The Cypriot economy continues its rapid recovery from the 2012–13 financial crisis. The growth momentum has been strong over the past three years, bringing real GDP back to its pre-crisis level. The economy grew by over 4 percent in 2017 and the first half of 2018, supported by tourism, professional services, and construction. Consumption picked up further amidst a sharp decline in unemployment.
Growth is expected to exceed 4 percent in 2018–19, driven by domestic demand.
Five years after the financial crisis, the Cypriot economy has turned the page on its recovery path. The growth momentum is strong. Fiscal performance is robust. A set of legislative reforms aimed at addressing the crisis legacy of non-performing loans (NPLs) has been approved, catalyzing the cleanup of bank balance sheets.

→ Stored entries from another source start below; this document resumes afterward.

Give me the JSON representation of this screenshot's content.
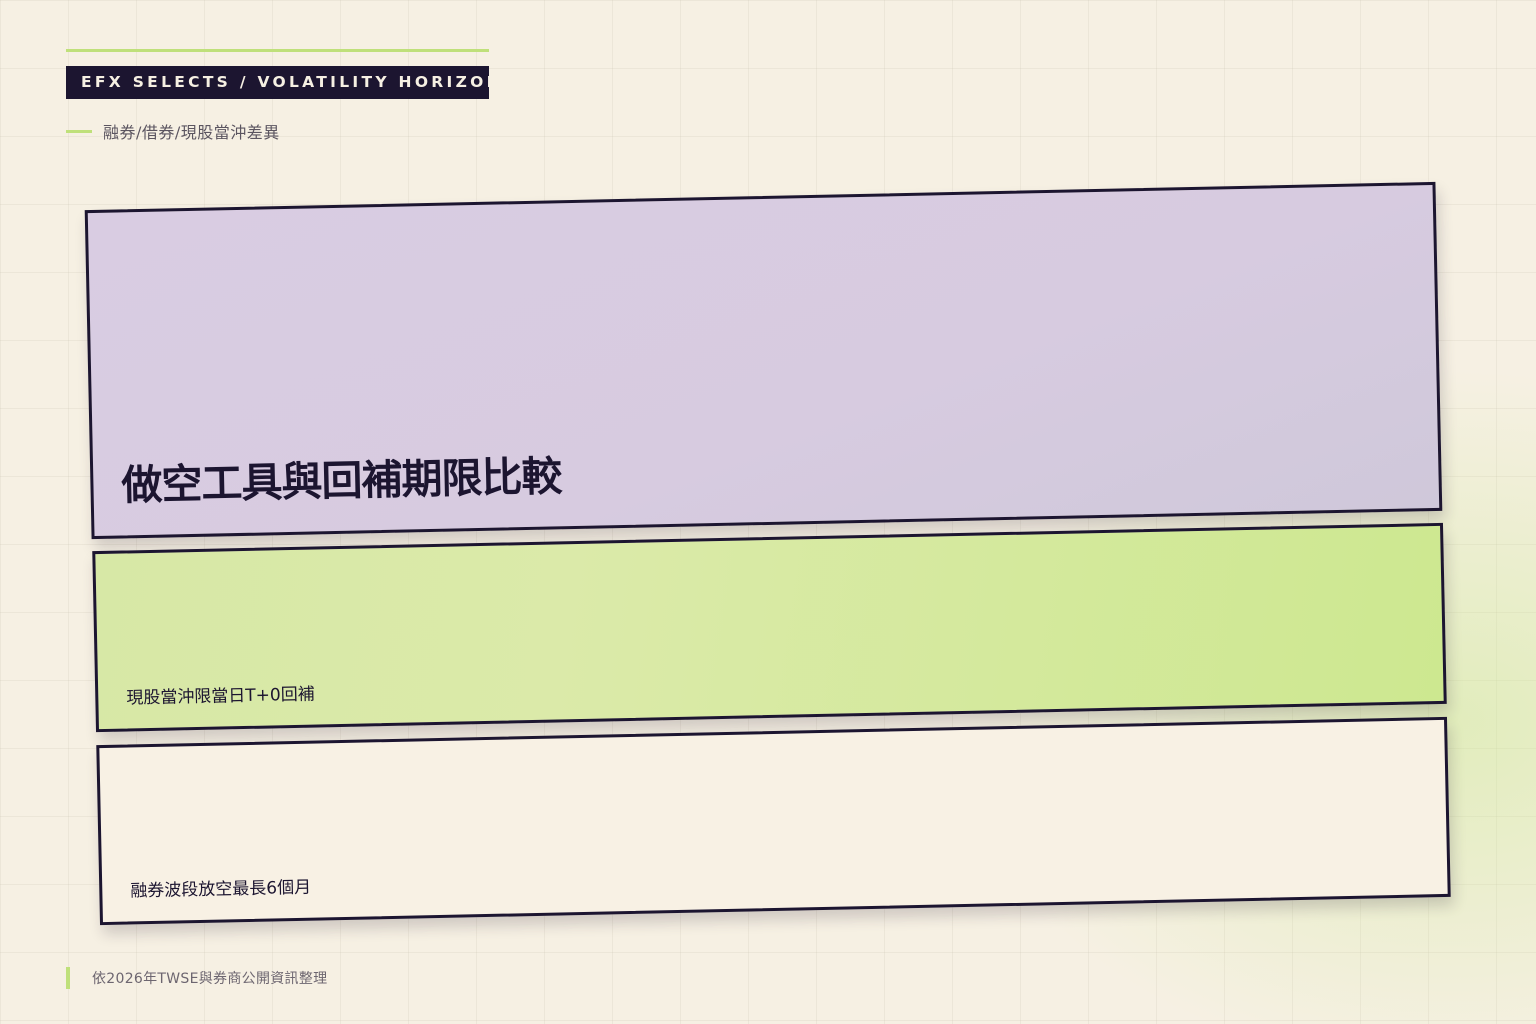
{
  "header": {
    "brand": "EFX SELECTS / VOLATILITY HORIZON",
    "subtitle": "融券/借券/現股當沖差異"
  },
  "panels": {
    "title": "做空工具與回補期限比較",
    "day_trade_note": "現股當沖限當日T+0回補",
    "margin_short_note": "融券波段放空最長6個月"
  },
  "footer": {
    "source": "依2026年TWSE與券商公開資訊整理"
  },
  "colors": {
    "ink": "#1c1530",
    "accent_green": "#bfe07a",
    "panel_purple": "#d9cce2",
    "panel_green": "#d7e8a6",
    "panel_cream": "#f8f1e4",
    "background": "#f6f0e3"
  }
}
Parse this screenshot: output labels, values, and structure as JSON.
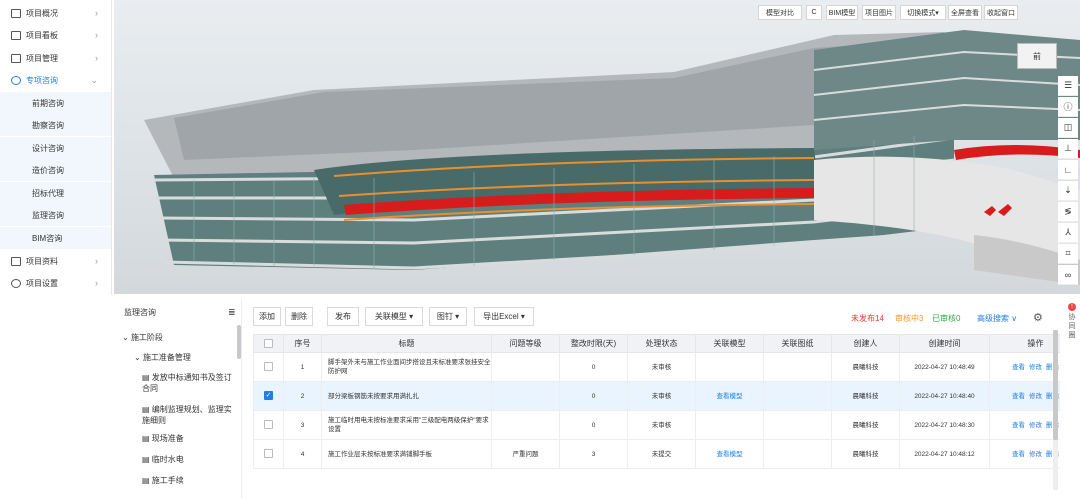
{
  "nav": {
    "items": [
      {
        "label": "项目概况",
        "icon": "building-icon"
      },
      {
        "label": "项目看板",
        "icon": "board-icon"
      },
      {
        "label": "项目管理",
        "icon": "chart-icon"
      },
      {
        "label": "专项咨询",
        "icon": "chat-icon"
      }
    ],
    "sub_items": [
      "前期咨询",
      "勘察咨询",
      "设计咨询",
      "造价咨询",
      "招标代理",
      "监理咨询",
      "BIM咨询"
    ],
    "bottom_items": [
      {
        "label": "项目资料",
        "icon": "book-icon"
      },
      {
        "label": "项目设置",
        "icon": "settings-icon"
      }
    ]
  },
  "viewer": {
    "toolbar": [
      "模型对比",
      "C",
      "BIM模型",
      "项目图片",
      "切换模式▾",
      "全屏查看",
      "收起窗口"
    ],
    "cube_label": "前"
  },
  "tree": {
    "title": "监理咨询",
    "nodes": [
      "施工阶段",
      "施工准备管理",
      "发放中标通知书及签订合同",
      "编制监理规划、监理实施细则",
      "现场准备",
      "临时水电",
      "施工手续"
    ]
  },
  "table_toolbar": {
    "buttons": [
      "添加",
      "删除",
      "发布",
      "关联模型 ▾",
      "图钉 ▾",
      "导出Excel ▾"
    ],
    "status": [
      {
        "label": "未发布14",
        "color": "#e53935"
      },
      {
        "label": "审核中3",
        "color": "#f59a23"
      },
      {
        "label": "已审核0",
        "color": "#2eaa4a"
      }
    ],
    "advanced_search": "高级搜索 ∨"
  },
  "table": {
    "headers": [
      "序号",
      "标题",
      "问题等级",
      "整改时限(天)",
      "处理状态",
      "关联模型",
      "关联图纸",
      "创建人",
      "创建时间",
      "操作"
    ],
    "rows": [
      {
        "no": "1",
        "title": "脚手架外未与施工作业面间步搭设且未标准要求张挂安全防护网",
        "level": "",
        "days": "0",
        "status": "未审核",
        "model": "",
        "drawing": "",
        "creator": "晨曦科技",
        "time": "2022-04-27 10:48:49",
        "checked": false
      },
      {
        "no": "2",
        "title": "部分梁板钢筋未按要求用满扎扎",
        "level": "",
        "days": "0",
        "status": "未审核",
        "model": "查看模型",
        "drawing": "",
        "creator": "晨曦科技",
        "time": "2022-04-27 10:48:40",
        "checked": true
      },
      {
        "no": "3",
        "title": "施工临时用电未按标准要求采用\"三级配电两级保护\"要求设置",
        "level": "",
        "days": "0",
        "status": "未审核",
        "model": "",
        "drawing": "",
        "creator": "晨曦科技",
        "time": "2022-04-27 10:48:30",
        "checked": false
      },
      {
        "no": "4",
        "title": "施工作业层未按标准要求满铺脚手板",
        "level": "严重问题",
        "days": "3",
        "status": "未提交",
        "model": "查看模型",
        "drawing": "",
        "creator": "晨曦科技",
        "time": "2022-04-27 10:48:12",
        "checked": false
      }
    ],
    "actions": [
      "查看",
      "修改",
      "删除"
    ]
  },
  "edge_tip": [
    "协",
    "同",
    "圈"
  ]
}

Cyprus is projected to maintain large primary fiscal surpluses that should reduce public debt going forward (despite a large one-off increase this year due to the CCB transaction).
Although Cyprus has maintained its external competitiveness, investment in more productive sectors is needed to sustain high economic growth.
Investment is expected to pick up further, as reflected in the pipeline of ongoing and new construction projects in residential properties, education, health and tourism infrastructure
Brexit could also affect export revenues and FDI.